Let $P_n$ be the set of compositions of $n$ where each part is at least $2, Q_n$ be the set of compositions of $n$ where each part is odd, and $R_n$ be the set of compositions where each part is $1$ or $2.$ Prove using bijections that $|P_n| = |Q_{n-1}| = |R_{n-2}|.$
I can prove the result using generating series but it seems much harder to find the stated bijection. The generating series for $P^*, Q^*,$ and $R^*,$ where $S^*$ is the set of all compositions that are in $S^k$ for some $k\geq 0$ (e.g. $() \in P^0 \subseteq P^*, (2) \in P^1 \subseteq P^*,$ etc. ) are, respectively, $1 + \dfrac{x^2}{1-x-x^2}, 1 + \dfrac{x}{1-x-x^2}, \dfrac{1}{1-x-x^2}$. These are clearly very similar, but I'm not sure how to make use of that through a bijection. I was thinking of considering $0$'s and $1$'s or some other kind of encoding, but I can't find one that'll work.
Small hints:
Do not worry about the generating functions, I do not think they lead to the bijections easily.
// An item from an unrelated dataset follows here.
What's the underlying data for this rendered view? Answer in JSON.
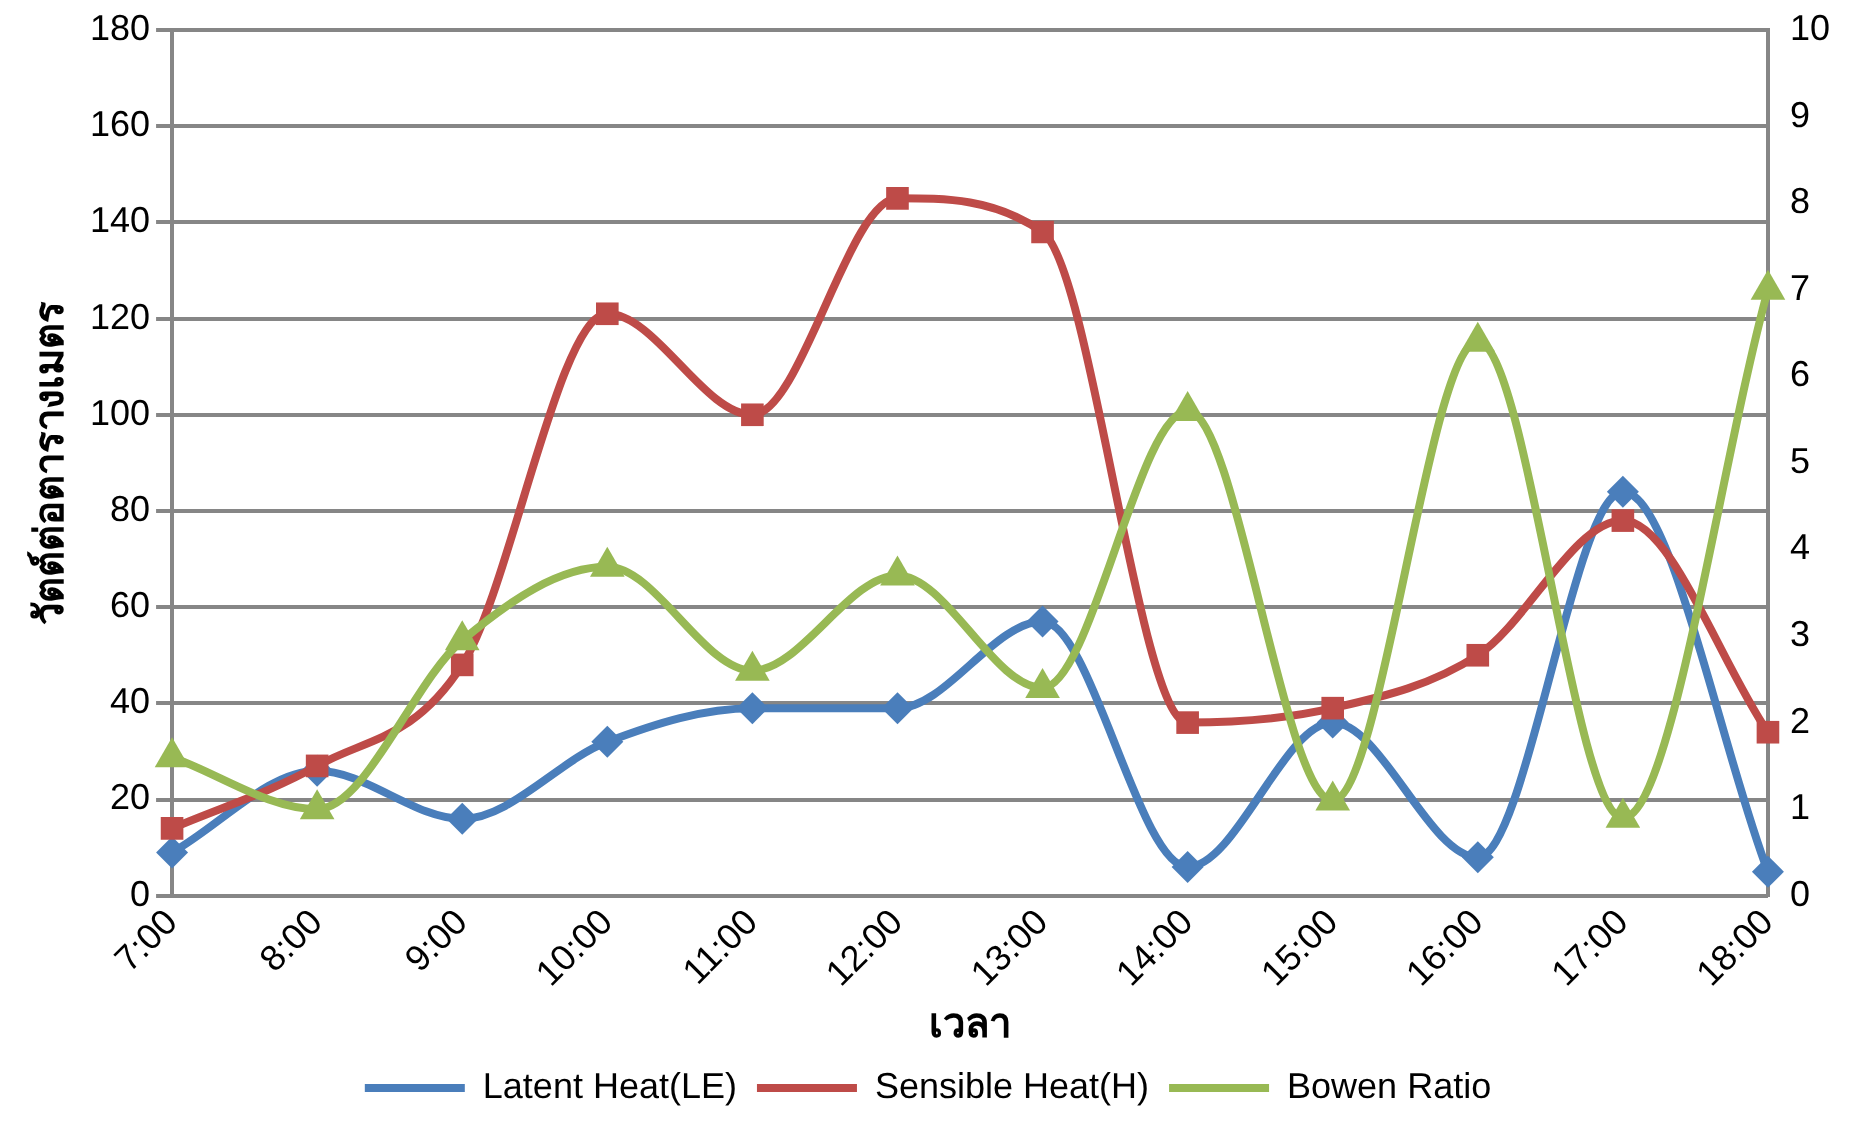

It is easiest to prove $R_{n-2}\cong P_n$ and $R_{n-2}\cong Q_{n-1}$ (or equivalently, $R_{n-1}\cong Q_n$).
Here is a hint for proving $R_{n-1}\cong Q_n$. Given a composition in $R_{n-1}$, meaning a sum of $1$'s and $2$'s, try to group certain summands together to make a composition in $Q_n$.